Figure 6.. Stromal deletion of p53 reprograms gene expression in adjacent Kras^G12D-expressing epithelium, but did not correlate with survival when compared to clinical isolated stromal samples.

A) p53 loss in fibroblasts led to a noticeable reprogramming of gene expression in epithelial cells, independent of epithelial Kras^G12D oncogene expression.
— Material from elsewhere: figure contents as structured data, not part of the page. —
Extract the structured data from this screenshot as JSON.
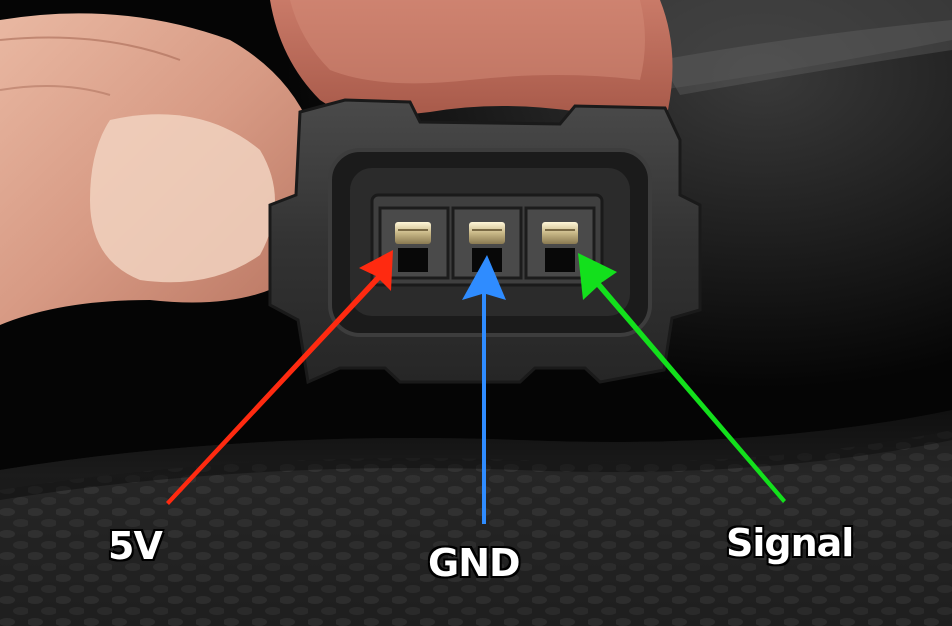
{
  "labels": {
    "five_volt": "5V",
    "ground": "GND",
    "signal": "Signal"
  },
  "colors": {
    "five_volt_arrow": "#ff2a10",
    "ground_arrow": "#2f8cff",
    "signal_arrow": "#13e01c"
  }
}
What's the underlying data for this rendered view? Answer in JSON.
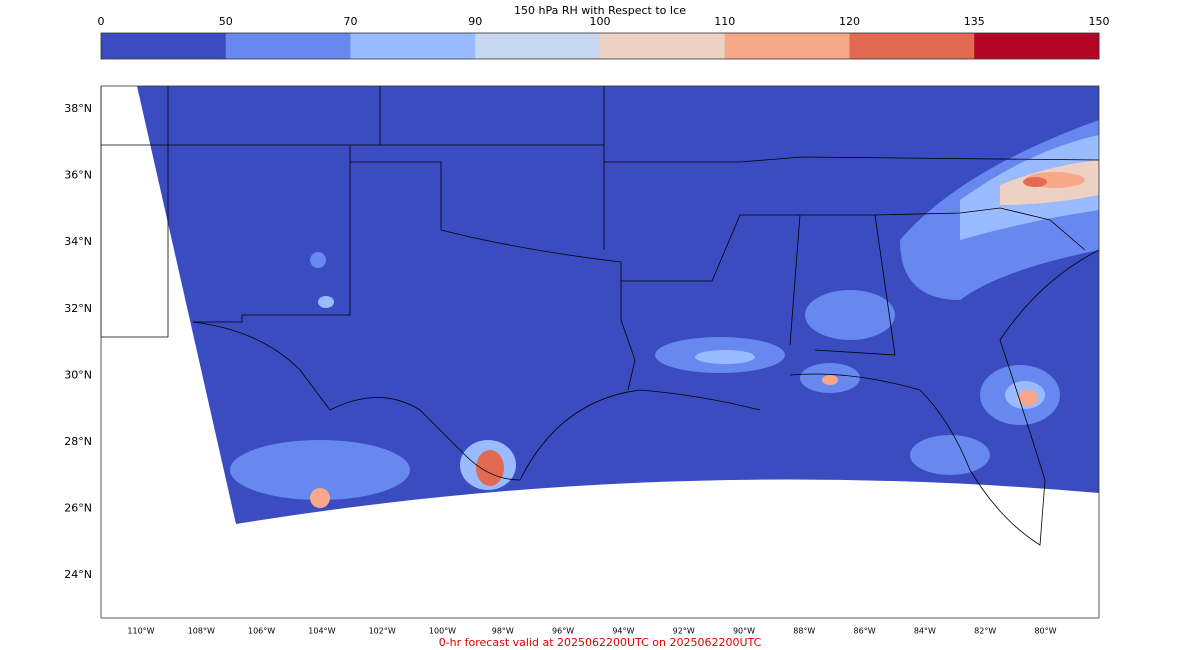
{
  "colorbar": {
    "title": "150 hPa RH with Respect to Ice",
    "ticks": [
      0,
      50,
      70,
      90,
      100,
      110,
      120,
      135,
      150
    ],
    "colors": [
      "#3b4cc0",
      "#6788ee",
      "#9abbff",
      "#c9d7f0",
      "#edd1c2",
      "#f7a889",
      "#e26952",
      "#b40426"
    ]
  },
  "map": {
    "lat_labels": [
      "38°N",
      "36°N",
      "34°N",
      "32°N",
      "30°N",
      "28°N",
      "26°N",
      "24°N"
    ],
    "lon_labels": [
      "110°W",
      "108°W",
      "106°W",
      "104°W",
      "102°W",
      "100°W",
      "98°W",
      "96°W",
      "94°W",
      "92°W",
      "90°W",
      "88°W",
      "86°W",
      "84°W",
      "82°W",
      "80°W"
    ]
  },
  "footer": "0-hr forecast valid at 2025062200UTC on 2025062200UTC"
}
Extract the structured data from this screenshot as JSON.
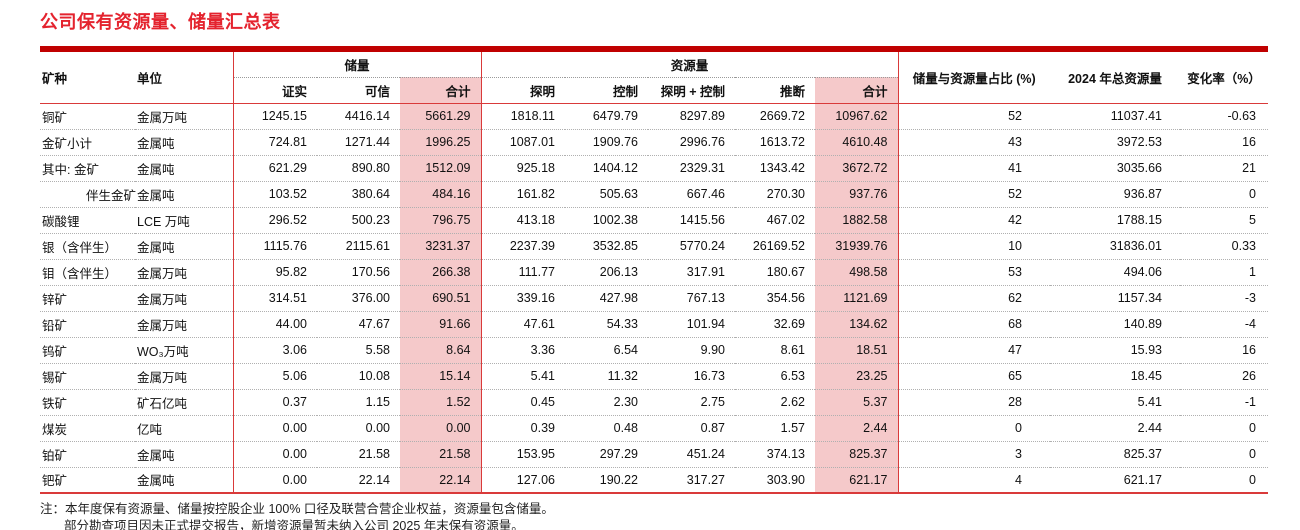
{
  "title": "公司保有资源量、储量汇总表",
  "table": {
    "headers": {
      "mineral": "矿种",
      "unit": "单位",
      "reserves_group": "储量",
      "resources_group": "资源量",
      "reserves_sub": [
        "证实",
        "可信",
        "合计"
      ],
      "resources_sub": [
        "探明",
        "控制",
        "探明 + 控制",
        "推断",
        "合计"
      ],
      "ratio": "储量与资源量占比 (%)",
      "total_2024": "2024 年总资源量",
      "change": "变化率（%）"
    },
    "rows": [
      {
        "mineral": "铜矿",
        "unit": "金属万吨",
        "indent": false,
        "values": [
          "1245.15",
          "4416.14",
          "5661.29",
          "1818.11",
          "6479.79",
          "8297.89",
          "2669.72",
          "10967.62",
          "52",
          "11037.41",
          "-0.63"
        ]
      },
      {
        "mineral": "金矿小计",
        "unit": "金属吨",
        "indent": false,
        "values": [
          "724.81",
          "1271.44",
          "1996.25",
          "1087.01",
          "1909.76",
          "2996.76",
          "1613.72",
          "4610.48",
          "43",
          "3972.53",
          "16"
        ]
      },
      {
        "mineral": "其中: 金矿",
        "unit": "金属吨",
        "indent": false,
        "values": [
          "621.29",
          "890.80",
          "1512.09",
          "925.18",
          "1404.12",
          "2329.31",
          "1343.42",
          "3672.72",
          "41",
          "3035.66",
          "21"
        ]
      },
      {
        "mineral": "伴生金矿",
        "unit": "金属吨",
        "indent": true,
        "values": [
          "103.52",
          "380.64",
          "484.16",
          "161.82",
          "505.63",
          "667.46",
          "270.30",
          "937.76",
          "52",
          "936.87",
          "0"
        ]
      },
      {
        "mineral": "碳酸锂",
        "unit": "LCE 万吨",
        "indent": false,
        "values": [
          "296.52",
          "500.23",
          "796.75",
          "413.18",
          "1002.38",
          "1415.56",
          "467.02",
          "1882.58",
          "42",
          "1788.15",
          "5"
        ]
      },
      {
        "mineral": "银（含伴生）",
        "unit": "金属吨",
        "indent": false,
        "values": [
          "1115.76",
          "2115.61",
          "3231.37",
          "2237.39",
          "3532.85",
          "5770.24",
          "26169.52",
          "31939.76",
          "10",
          "31836.01",
          "0.33"
        ]
      },
      {
        "mineral": "钼（含伴生）",
        "unit": "金属万吨",
        "indent": false,
        "values": [
          "95.82",
          "170.56",
          "266.38",
          "111.77",
          "206.13",
          "317.91",
          "180.67",
          "498.58",
          "53",
          "494.06",
          "1"
        ]
      },
      {
        "mineral": "锌矿",
        "unit": "金属万吨",
        "indent": false,
        "values": [
          "314.51",
          "376.00",
          "690.51",
          "339.16",
          "427.98",
          "767.13",
          "354.56",
          "1121.69",
          "62",
          "1157.34",
          "-3"
        ]
      },
      {
        "mineral": "铅矿",
        "unit": "金属万吨",
        "indent": false,
        "values": [
          "44.00",
          "47.67",
          "91.66",
          "47.61",
          "54.33",
          "101.94",
          "32.69",
          "134.62",
          "68",
          "140.89",
          "-4"
        ]
      },
      {
        "mineral": "钨矿",
        "unit": "WO₃万吨",
        "indent": false,
        "values": [
          "3.06",
          "5.58",
          "8.64",
          "3.36",
          "6.54",
          "9.90",
          "8.61",
          "18.51",
          "47",
          "15.93",
          "16"
        ]
      },
      {
        "mineral": "锡矿",
        "unit": "金属万吨",
        "indent": false,
        "values": [
          "5.06",
          "10.08",
          "15.14",
          "5.41",
          "11.32",
          "16.73",
          "6.53",
          "23.25",
          "65",
          "18.45",
          "26"
        ]
      },
      {
        "mineral": "铁矿",
        "unit": "矿石亿吨",
        "indent": false,
        "values": [
          "0.37",
          "1.15",
          "1.52",
          "0.45",
          "2.30",
          "2.75",
          "2.62",
          "5.37",
          "28",
          "5.41",
          "-1"
        ]
      },
      {
        "mineral": "煤炭",
        "unit": "亿吨",
        "indent": false,
        "values": [
          "0.00",
          "0.00",
          "0.00",
          "0.39",
          "0.48",
          "0.87",
          "1.57",
          "2.44",
          "0",
          "2.44",
          "0"
        ]
      },
      {
        "mineral": "铂矿",
        "unit": "金属吨",
        "indent": false,
        "values": [
          "0.00",
          "21.58",
          "21.58",
          "153.95",
          "297.29",
          "451.24",
          "374.13",
          "825.37",
          "3",
          "825.37",
          "0"
        ]
      },
      {
        "mineral": "钯矿",
        "unit": "金属吨",
        "indent": false,
        "values": [
          "0.00",
          "22.14",
          "22.14",
          "127.06",
          "190.22",
          "317.27",
          "303.90",
          "621.17",
          "4",
          "621.17",
          "0"
        ]
      }
    ]
  },
  "notes": {
    "line1": "注：本年度保有资源量、储量按控股企业 100% 口径及联营合营企业权益，资源量包含储量。",
    "line2": "部分勘查项目因未正式提交报告，新增资源量暂未纳入公司 2025 年末保有资源量。"
  }
}
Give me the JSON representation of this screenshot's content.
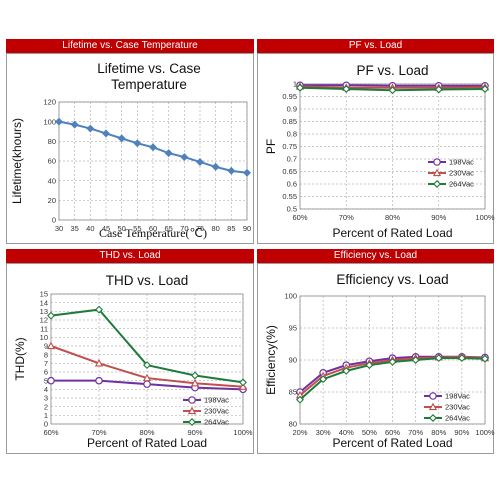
{
  "banners": {
    "lifetime": "Lifetime vs. Case Temperature",
    "pf": "PF vs. Load",
    "thd": "THD vs. Load",
    "efficiency": "Efficiency vs. Load"
  },
  "colors": {
    "banner": "#c00000",
    "s198": "#7030a0",
    "s230": "#c0504d",
    "s264": "#1e7b3a",
    "lifetime": "#4f81bd"
  },
  "chart_data": [
    {
      "id": "lifetime",
      "type": "line",
      "title_lines": [
        "Lifetime vs. Case",
        "Temperature"
      ],
      "xlabel": "Case Temperature(℃)",
      "ylabel": "Lifetime(khours)",
      "x": [
        30,
        35,
        40,
        45,
        50,
        55,
        60,
        65,
        70,
        75,
        80,
        85,
        90
      ],
      "xticks": [
        "30",
        "35",
        "40",
        "45",
        "50",
        "55",
        "60",
        "65",
        "70",
        "75",
        "80",
        "85",
        "90"
      ],
      "ylim": [
        0,
        120
      ],
      "yticks": [
        "0",
        "20",
        "40",
        "60",
        "80",
        "100",
        "120"
      ],
      "grid": true,
      "series": [
        {
          "values": [
            100,
            97,
            93,
            88,
            83,
            78,
            74,
            68,
            64,
            59,
            54,
            50,
            48
          ],
          "color": "#4f81bd",
          "marker": "diamond"
        }
      ]
    },
    {
      "id": "pf",
      "type": "line",
      "title": "PF vs. Load",
      "xlabel": "Percent of Rated Load",
      "ylabel": "PF",
      "categories": [
        "60%",
        "70%",
        "80%",
        "90%",
        "100%"
      ],
      "ylim": [
        0.5,
        1
      ],
      "yticks": [
        "0.5",
        "0.55",
        "0.6",
        "0.65",
        "0.7",
        "0.75",
        "0.8",
        "0.85",
        "0.9",
        "0.95",
        "1"
      ],
      "grid": true,
      "legend": "right",
      "series": [
        {
          "name": "198Vac",
          "values": [
            0.995,
            0.995,
            0.993,
            0.993,
            0.993
          ],
          "color": "#7030a0",
          "marker": "circle"
        },
        {
          "name": "230Vac",
          "values": [
            0.99,
            0.985,
            0.985,
            0.985,
            0.987
          ],
          "color": "#c0504d",
          "marker": "triangle"
        },
        {
          "name": "264Vac",
          "values": [
            0.985,
            0.98,
            0.975,
            0.978,
            0.98
          ],
          "color": "#1e7b3a",
          "marker": "diamond"
        }
      ]
    },
    {
      "id": "thd",
      "type": "line",
      "title": "THD vs. Load",
      "xlabel": "Percent of Rated Load",
      "ylabel": "THD(%)",
      "categories": [
        "60%",
        "70%",
        "80%",
        "90%",
        "100%"
      ],
      "ylim": [
        0,
        15
      ],
      "yticks": [
        "0",
        "1",
        "2",
        "3",
        "4",
        "5",
        "6",
        "7",
        "8",
        "9",
        "10",
        "11",
        "12",
        "13",
        "14",
        "15"
      ],
      "grid": true,
      "legend": "bottom-right",
      "series": [
        {
          "name": "198Vac",
          "values": [
            5.0,
            5.0,
            4.6,
            4.2,
            4.0
          ],
          "color": "#7030a0",
          "marker": "circle"
        },
        {
          "name": "230Vac",
          "values": [
            9.0,
            7.0,
            5.3,
            4.7,
            4.3
          ],
          "color": "#c0504d",
          "marker": "triangle"
        },
        {
          "name": "264Vac",
          "values": [
            12.5,
            13.2,
            6.8,
            5.6,
            4.8
          ],
          "color": "#1e7b3a",
          "marker": "diamond"
        }
      ]
    },
    {
      "id": "efficiency",
      "type": "line",
      "title": "Efficiency vs. Load",
      "xlabel": "Percent of Rated Load",
      "ylabel": "Efficiency(%)",
      "categories": [
        "20%",
        "30%",
        "40%",
        "50%",
        "60%",
        "70%",
        "80%",
        "90%",
        "100%"
      ],
      "ylim": [
        80,
        100
      ],
      "yticks": [
        "80",
        "85",
        "90",
        "95",
        "100"
      ],
      "grid": true,
      "legend": "right",
      "series": [
        {
          "name": "198Vac",
          "values": [
            85.0,
            88.0,
            89.2,
            89.8,
            90.3,
            90.5,
            90.5,
            90.5,
            90.4
          ],
          "color": "#7030a0",
          "marker": "circle"
        },
        {
          "name": "230Vac",
          "values": [
            84.5,
            87.5,
            88.8,
            89.5,
            90.0,
            90.3,
            90.4,
            90.5,
            90.3
          ],
          "color": "#c0504d",
          "marker": "triangle"
        },
        {
          "name": "264Vac",
          "values": [
            83.8,
            87.0,
            88.3,
            89.2,
            89.7,
            90.0,
            90.3,
            90.3,
            90.2
          ],
          "color": "#1e7b3a",
          "marker": "diamond"
        }
      ]
    }
  ]
}
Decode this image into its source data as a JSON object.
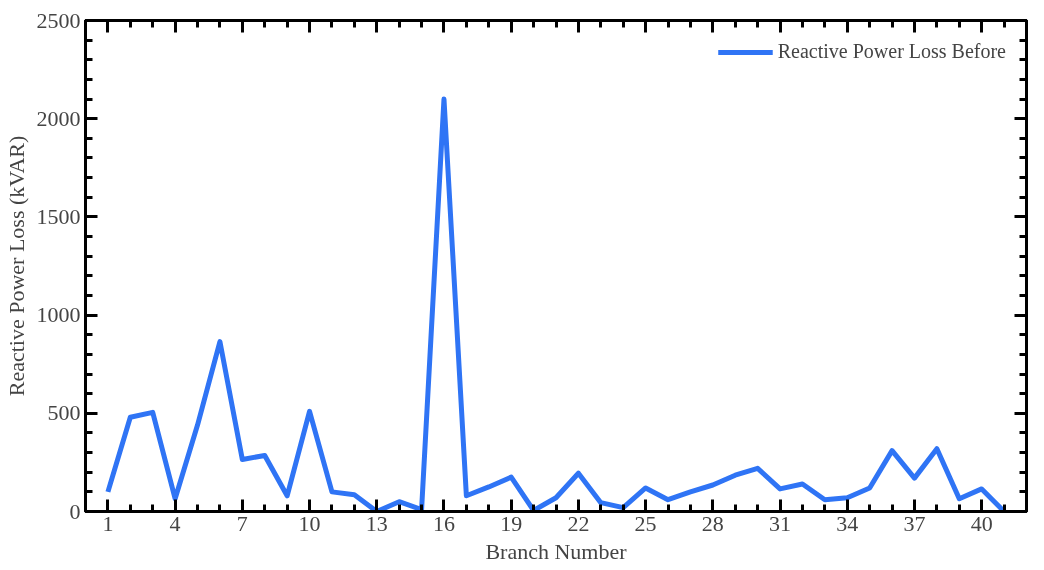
{
  "chart_data": {
    "type": "line",
    "xlabel": "Branch Number",
    "ylabel": "Reactive Power Loss (kVAR)",
    "x": [
      1,
      2,
      3,
      4,
      5,
      6,
      7,
      8,
      9,
      10,
      11,
      12,
      13,
      14,
      15,
      16,
      17,
      18,
      19,
      20,
      21,
      22,
      23,
      24,
      25,
      26,
      27,
      28,
      29,
      30,
      31,
      32,
      33,
      34,
      35,
      36,
      37,
      38,
      39,
      40,
      41
    ],
    "series": [
      {
        "name": "Reactive Power Loss Before",
        "color": "#2f74f5",
        "values": [
          100,
          480,
          505,
          65,
          440,
          865,
          265,
          285,
          80,
          510,
          100,
          85,
          0,
          50,
          10,
          2100,
          80,
          125,
          175,
          5,
          70,
          195,
          45,
          20,
          120,
          60,
          100,
          135,
          185,
          220,
          115,
          140,
          60,
          70,
          120,
          310,
          170,
          320,
          65,
          115,
          0
        ]
      }
    ],
    "xlim": [
      0,
      42
    ],
    "xticks": [
      1,
      4,
      7,
      10,
      13,
      16,
      19,
      22,
      25,
      28,
      31,
      34,
      37,
      40
    ],
    "ylim": [
      0,
      2500
    ],
    "yticks": [
      0,
      500,
      1000,
      1500,
      2000,
      2500
    ],
    "legend": "top right",
    "grid": false,
    "marker": "none",
    "line_style": "solid"
  }
}
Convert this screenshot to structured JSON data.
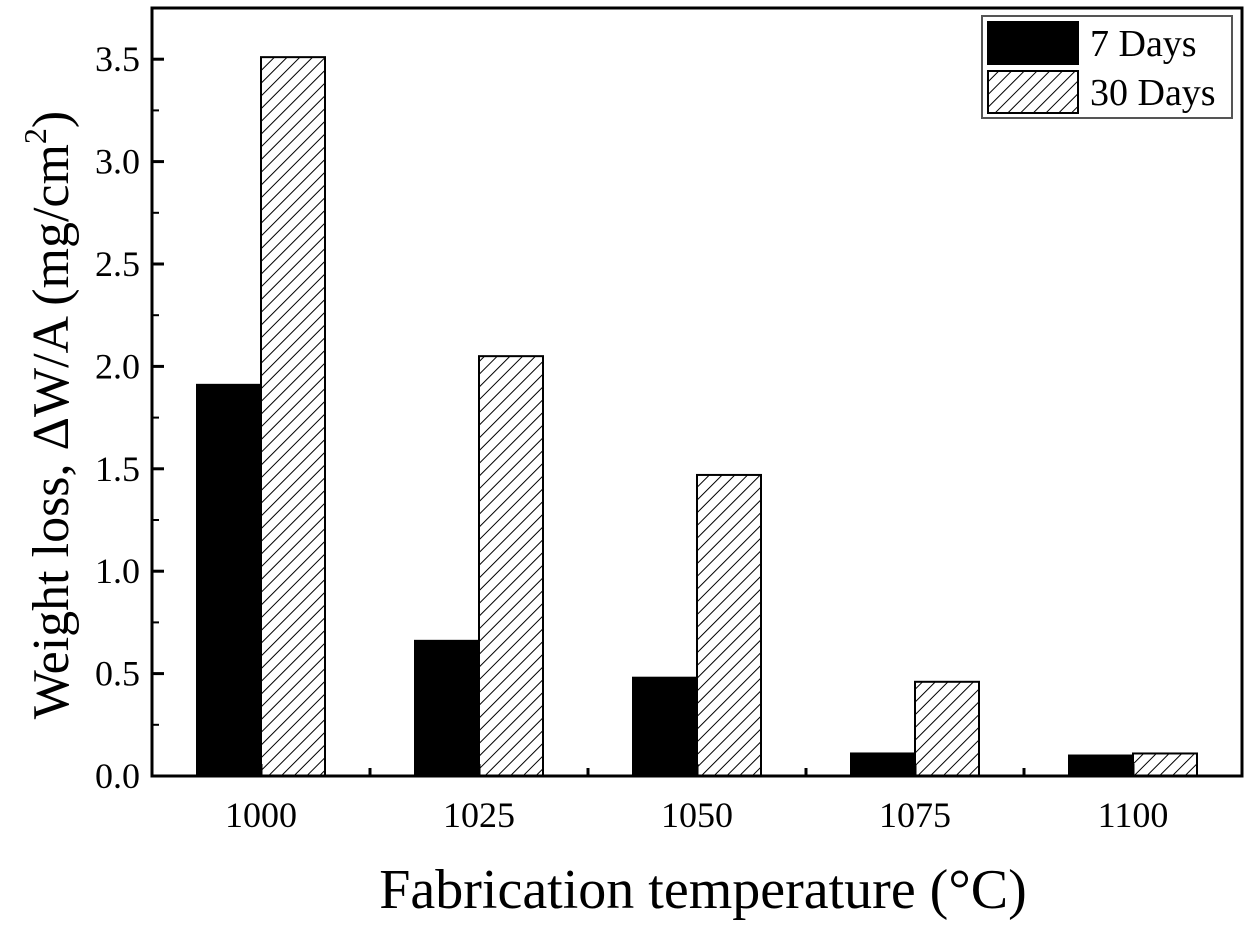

Gene clusters were observed in epithelia associated with p53 loss in fibroblasts either 1) in the presence of epithelial Kras^G12D (Epithelial Gene Cluster 1) and 2) both in the presence or absence of epithelial Kras^G12D (Epithelial Gene Cluster 2); B) GSEA of differentially expressed genes in Kras^G12D-expressing epithelia revealed genes involved in DNA replication, DNA damage repair, and apoptosis were significantly affected biological processes in adjacent epithelium following p53 deletion in fibroblasts; and C) Epithelial Gene Clusters 1 and 2 could not distinguish human tumor stroma from normal tissue and did not correlate with survival in the McGill cohort considering all BrCa subtypes combined.

Figure 7.. Epithelial gene clusters correlate with METABRIC survival data.

Epithelial Gene Clusters A) 1 and B) 2 correlate with survival in the METABRIC cohort considering all BrCa subtypes combined.